As a part of the CHIPS Act that was approved in 2022, the White House has recently announced a new $5 billion investment to fund the research and development of domestic, advanced chip technologies. The centerpiece of the new initiative will be the creation of the National Semiconductor Technology Center (NSTC), a public-private consortium designed as a support institution for the next generation of silicon tech.

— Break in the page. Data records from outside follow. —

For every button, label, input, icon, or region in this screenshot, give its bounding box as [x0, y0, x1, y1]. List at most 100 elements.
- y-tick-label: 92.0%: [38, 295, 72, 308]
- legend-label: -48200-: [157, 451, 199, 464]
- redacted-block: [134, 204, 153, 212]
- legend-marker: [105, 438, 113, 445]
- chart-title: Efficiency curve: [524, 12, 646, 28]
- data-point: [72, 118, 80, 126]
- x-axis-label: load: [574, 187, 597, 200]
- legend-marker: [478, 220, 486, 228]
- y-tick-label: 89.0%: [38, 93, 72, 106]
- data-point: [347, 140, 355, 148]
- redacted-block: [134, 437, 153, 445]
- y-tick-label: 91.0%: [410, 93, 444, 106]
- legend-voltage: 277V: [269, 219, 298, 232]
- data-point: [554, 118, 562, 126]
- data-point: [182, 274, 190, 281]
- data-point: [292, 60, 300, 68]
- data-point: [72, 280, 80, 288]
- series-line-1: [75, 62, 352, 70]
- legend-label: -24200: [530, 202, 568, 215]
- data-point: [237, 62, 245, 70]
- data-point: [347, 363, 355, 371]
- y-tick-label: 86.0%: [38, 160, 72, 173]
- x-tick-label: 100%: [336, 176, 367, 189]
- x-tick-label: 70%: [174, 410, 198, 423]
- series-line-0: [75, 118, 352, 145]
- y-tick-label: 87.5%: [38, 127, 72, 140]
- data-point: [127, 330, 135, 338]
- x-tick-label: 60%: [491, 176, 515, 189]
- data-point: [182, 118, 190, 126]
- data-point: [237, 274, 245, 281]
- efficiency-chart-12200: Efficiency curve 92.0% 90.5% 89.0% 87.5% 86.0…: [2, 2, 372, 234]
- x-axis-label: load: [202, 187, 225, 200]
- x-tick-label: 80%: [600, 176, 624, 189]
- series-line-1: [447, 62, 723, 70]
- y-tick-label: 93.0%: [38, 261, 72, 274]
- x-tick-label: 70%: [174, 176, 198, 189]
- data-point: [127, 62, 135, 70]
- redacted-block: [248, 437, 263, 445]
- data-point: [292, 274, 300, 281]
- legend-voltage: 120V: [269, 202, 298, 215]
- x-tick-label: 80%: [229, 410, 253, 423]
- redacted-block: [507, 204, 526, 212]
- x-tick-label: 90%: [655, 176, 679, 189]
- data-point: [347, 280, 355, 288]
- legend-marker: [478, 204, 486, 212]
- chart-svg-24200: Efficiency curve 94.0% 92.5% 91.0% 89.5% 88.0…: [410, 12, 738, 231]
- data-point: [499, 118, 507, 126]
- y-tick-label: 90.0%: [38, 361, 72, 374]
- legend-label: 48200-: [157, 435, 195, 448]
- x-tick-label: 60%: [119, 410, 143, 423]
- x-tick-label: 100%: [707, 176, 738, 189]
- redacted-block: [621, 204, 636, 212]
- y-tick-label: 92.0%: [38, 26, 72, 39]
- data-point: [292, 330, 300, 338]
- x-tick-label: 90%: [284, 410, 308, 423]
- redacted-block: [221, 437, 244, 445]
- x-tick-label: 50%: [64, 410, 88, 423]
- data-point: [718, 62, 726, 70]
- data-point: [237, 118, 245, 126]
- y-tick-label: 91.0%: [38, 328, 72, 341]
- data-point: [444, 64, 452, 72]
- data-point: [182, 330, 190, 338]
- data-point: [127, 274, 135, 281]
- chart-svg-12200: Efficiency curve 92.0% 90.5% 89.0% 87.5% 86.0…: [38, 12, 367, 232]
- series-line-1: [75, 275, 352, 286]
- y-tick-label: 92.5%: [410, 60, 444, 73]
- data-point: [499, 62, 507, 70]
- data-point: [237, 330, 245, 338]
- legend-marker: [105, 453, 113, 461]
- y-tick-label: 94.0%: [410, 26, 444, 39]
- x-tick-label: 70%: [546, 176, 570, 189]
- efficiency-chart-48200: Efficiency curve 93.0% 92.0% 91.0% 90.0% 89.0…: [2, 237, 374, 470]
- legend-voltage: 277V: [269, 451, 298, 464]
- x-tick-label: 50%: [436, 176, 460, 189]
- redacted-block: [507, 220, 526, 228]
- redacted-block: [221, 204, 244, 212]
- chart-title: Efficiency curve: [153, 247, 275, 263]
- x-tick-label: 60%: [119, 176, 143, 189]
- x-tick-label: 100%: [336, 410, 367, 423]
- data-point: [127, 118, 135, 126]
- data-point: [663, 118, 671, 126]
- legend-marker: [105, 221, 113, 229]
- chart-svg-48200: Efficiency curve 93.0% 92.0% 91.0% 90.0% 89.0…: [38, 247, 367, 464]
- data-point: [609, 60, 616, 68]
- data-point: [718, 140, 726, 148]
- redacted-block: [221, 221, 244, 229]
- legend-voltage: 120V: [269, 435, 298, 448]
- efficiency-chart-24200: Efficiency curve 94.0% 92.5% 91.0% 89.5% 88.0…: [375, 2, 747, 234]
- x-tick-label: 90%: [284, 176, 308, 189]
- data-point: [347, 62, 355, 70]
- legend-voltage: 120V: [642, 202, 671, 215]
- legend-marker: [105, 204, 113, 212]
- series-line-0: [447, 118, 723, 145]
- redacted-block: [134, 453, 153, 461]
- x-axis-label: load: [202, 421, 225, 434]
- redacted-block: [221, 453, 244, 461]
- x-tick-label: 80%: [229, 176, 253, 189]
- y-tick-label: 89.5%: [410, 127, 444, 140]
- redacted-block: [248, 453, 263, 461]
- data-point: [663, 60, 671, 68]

Semiconductors were invented in the United States and are the backbone of the modern economy, the US Administration remarked, but less than 10 percent of today’s global supply, and “none of the most advanced chips” are made in the country. The now-formally established NSTC will be tasked with supporting the design, prototyping, and piloting of the most advanced chip technology, providing access to “critical capabilities” to innovators and building a skilled workforce for the semiconductor industry.
As highlighted by the US National Institute of Standards and Technology (NIST), developing new silicon tech is becoming increasingly difficult from an R&D standpoint. The smallest features included in today’s advanced microchips have reached the atomic scale, the organization said, and complexity is “increasing exponentially” with the adoption of three-dimensional structures, new materials, and other manufacturing improvements.
And yet, the US industry has now a once-in-a-generation opportunity to create a “transformative center” (the NSTC) that can work for decades as an innovation accelerator. The US chip industry will also need a lot of new skilled workers, a target the NSTC will pursue by investing hundreds of millions of dollars in a Workforce Center of Excellence with locations throughout the country.
The NSTC’s ambition to restart the research on cutting-edge semiconductor technologies isn’t an easy one, and critics have already highlighted how the CHIPS and Science Act still is in its warmup phase. Nvidia CEO Jensen Huang recently predicted that it will likely take two decades for the US to regain chip independence.
Meanwhile, the semiconductor industry is looking to improve on the business side of things. The Semiconductor Industry Association (SIA) said that manufacturers sold chips for $526.8 billion in 2023, with an 8.2 percent drop compared to 2022. Chip sales recovered in the last quarter of the year, growing by 11.6 percent compared to the Q4 2022 and by 8.4 percent compared to Q3 2023. SIA is now looking at a strong recovery for CPUs, GPUs, FPGAs, memory chips and other product categories in the coming months.